He shambled away, afraid that his neighbors should see the little thing which he had done.

She was left alone.

It began to grow dark. She felt scorched with fever, and her head throbbed. Long hunger, intense fatigue, and all the agony of thought in which she had struggled on her way, had their reaction on her. She shivered where she sat on the damp straw which they had cast upon the stones; and strange noises sang in her ears, and strange lights glimmered and flashed before her eyes. She did not know what ailed her.

The dogs came and smelt at her, and one little early robin sang a twilight song in an elder-bush near. These were the only things that had any pity on her.

By-and-by, when it was quite night, they opened the grated door and thrust in another captive, a vagrant they had found drunk or delirious on the highroad, whom they locked up for the night, that on the morrow they might determine what to do with him.

He threw himself heavily forward as he was pushed in by the old soldier whose place it was to guard the miserable den.

She shrank away into the farthest corner of the den, and crouched there, breathing heavily, and staring with dull, dilated eyes.

She thought,—surely they could not mean to leave them there alone, all the night through, in the horrible darkness.

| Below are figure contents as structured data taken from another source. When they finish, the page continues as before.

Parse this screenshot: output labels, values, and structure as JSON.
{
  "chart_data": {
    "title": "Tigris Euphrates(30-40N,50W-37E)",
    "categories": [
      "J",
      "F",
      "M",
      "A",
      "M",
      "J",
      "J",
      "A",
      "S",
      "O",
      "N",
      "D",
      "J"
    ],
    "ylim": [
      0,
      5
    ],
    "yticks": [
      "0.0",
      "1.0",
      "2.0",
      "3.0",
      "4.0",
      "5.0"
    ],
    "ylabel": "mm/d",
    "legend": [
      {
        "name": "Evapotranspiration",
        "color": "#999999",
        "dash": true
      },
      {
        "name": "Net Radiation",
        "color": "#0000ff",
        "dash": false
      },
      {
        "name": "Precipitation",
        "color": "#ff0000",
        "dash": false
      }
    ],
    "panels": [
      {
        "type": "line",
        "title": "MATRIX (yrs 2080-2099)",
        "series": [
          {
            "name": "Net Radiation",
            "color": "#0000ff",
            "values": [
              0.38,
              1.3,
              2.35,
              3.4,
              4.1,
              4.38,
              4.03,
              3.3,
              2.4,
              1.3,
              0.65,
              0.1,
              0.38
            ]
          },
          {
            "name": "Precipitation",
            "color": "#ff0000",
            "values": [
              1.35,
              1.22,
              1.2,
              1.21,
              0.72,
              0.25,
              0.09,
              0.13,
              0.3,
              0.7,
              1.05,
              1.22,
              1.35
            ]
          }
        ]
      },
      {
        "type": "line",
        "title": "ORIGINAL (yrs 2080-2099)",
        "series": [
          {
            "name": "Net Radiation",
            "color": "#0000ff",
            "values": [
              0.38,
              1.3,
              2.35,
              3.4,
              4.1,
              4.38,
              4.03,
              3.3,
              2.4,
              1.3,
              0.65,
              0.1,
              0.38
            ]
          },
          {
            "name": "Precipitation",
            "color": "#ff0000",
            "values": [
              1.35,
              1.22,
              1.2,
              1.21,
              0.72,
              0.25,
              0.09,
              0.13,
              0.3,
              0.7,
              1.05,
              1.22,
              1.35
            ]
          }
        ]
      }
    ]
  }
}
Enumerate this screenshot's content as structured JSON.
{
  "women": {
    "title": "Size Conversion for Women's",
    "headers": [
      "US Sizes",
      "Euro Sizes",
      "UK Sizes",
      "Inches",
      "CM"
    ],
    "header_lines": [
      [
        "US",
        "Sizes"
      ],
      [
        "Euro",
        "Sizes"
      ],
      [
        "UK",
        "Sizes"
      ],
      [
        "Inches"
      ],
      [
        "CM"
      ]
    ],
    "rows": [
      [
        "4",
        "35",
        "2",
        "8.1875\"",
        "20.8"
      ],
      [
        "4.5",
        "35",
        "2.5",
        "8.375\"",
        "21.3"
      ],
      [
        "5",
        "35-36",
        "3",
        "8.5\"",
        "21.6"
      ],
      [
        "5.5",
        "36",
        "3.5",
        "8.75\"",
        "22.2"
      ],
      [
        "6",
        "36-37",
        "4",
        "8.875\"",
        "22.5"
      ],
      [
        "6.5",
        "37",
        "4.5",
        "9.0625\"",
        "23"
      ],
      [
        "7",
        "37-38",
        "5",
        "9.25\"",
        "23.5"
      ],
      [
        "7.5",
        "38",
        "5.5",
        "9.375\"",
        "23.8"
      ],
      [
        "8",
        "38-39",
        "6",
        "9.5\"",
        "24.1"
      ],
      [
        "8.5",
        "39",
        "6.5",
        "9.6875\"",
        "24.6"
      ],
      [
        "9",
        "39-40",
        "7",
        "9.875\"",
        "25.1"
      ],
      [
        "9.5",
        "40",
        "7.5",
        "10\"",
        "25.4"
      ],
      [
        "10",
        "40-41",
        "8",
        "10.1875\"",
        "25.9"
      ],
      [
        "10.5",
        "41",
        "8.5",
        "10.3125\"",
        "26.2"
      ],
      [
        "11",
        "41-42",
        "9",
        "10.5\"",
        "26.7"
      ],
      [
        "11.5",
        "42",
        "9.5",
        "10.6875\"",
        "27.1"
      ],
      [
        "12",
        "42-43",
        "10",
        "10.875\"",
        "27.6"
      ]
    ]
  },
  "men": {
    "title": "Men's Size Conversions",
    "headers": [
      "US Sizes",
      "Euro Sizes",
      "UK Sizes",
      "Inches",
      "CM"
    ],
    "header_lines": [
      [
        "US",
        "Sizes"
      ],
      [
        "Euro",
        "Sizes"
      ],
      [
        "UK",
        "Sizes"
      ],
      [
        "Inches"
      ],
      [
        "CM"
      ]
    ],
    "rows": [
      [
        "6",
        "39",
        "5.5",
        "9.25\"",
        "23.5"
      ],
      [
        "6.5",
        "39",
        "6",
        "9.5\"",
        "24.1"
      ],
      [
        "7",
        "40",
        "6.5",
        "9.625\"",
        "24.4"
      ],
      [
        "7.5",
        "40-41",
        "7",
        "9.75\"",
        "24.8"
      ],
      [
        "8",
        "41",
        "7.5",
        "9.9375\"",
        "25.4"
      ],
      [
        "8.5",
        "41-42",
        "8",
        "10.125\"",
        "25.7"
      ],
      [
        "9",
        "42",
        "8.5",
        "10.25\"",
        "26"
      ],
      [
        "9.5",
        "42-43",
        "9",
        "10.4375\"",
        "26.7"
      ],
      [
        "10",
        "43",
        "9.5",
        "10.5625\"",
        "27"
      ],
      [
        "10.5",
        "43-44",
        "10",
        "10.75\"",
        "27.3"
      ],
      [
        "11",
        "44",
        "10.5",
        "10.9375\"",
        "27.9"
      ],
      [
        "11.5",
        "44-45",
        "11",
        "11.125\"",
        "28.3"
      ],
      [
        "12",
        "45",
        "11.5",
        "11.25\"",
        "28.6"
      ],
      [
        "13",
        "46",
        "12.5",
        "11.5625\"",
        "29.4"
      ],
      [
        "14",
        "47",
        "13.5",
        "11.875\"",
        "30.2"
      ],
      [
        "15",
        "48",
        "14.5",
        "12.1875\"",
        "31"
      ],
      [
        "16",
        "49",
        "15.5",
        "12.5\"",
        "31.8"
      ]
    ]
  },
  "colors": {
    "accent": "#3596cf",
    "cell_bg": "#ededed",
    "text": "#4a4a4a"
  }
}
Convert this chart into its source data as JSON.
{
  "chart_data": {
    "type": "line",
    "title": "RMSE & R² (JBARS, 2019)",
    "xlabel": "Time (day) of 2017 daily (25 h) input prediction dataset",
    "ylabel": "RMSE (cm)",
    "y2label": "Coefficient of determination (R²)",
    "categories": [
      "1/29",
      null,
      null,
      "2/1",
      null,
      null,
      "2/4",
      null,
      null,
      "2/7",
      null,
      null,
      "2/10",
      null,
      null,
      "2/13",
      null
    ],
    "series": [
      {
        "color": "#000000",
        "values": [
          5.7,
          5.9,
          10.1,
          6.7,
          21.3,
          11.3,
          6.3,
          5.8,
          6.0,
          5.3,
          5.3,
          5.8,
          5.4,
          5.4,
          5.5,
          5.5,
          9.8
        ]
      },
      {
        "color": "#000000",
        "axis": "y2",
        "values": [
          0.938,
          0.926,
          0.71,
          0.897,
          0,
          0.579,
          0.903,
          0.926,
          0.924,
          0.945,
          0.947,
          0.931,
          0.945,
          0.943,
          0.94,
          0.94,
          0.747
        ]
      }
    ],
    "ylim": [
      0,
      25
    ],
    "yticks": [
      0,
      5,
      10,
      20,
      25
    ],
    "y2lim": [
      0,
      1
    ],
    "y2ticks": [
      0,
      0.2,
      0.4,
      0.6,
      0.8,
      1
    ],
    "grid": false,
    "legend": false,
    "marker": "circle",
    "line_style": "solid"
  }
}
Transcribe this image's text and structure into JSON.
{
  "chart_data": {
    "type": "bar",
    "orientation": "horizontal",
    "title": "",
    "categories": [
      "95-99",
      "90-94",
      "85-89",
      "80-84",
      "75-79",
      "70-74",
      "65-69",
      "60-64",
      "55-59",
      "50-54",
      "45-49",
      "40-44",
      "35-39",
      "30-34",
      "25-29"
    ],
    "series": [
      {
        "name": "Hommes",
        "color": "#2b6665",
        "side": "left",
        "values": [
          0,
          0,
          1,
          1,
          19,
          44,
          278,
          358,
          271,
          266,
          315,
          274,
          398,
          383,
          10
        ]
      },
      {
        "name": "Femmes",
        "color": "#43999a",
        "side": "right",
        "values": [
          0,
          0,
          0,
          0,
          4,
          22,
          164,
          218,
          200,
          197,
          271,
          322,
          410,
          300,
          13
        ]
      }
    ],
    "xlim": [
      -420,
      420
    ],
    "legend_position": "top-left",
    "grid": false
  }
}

The slamming of the iron door answered her; and the old soldier, as he turned the rusty key in the lock, grumbled that the world was surely at a pretty pass, when two tramps became too coy to roost together. And he stumbled up the ladder-like stairs of the guard-house to his own little chamber; and there, smoking and drinking, and playing dominoes with a comrade, dismissed his prisoners from his recollection.

Meanwhile, the man whom he had thrust into the cell was stretched where he had fallen, drunk or insensible, and moaning heavily.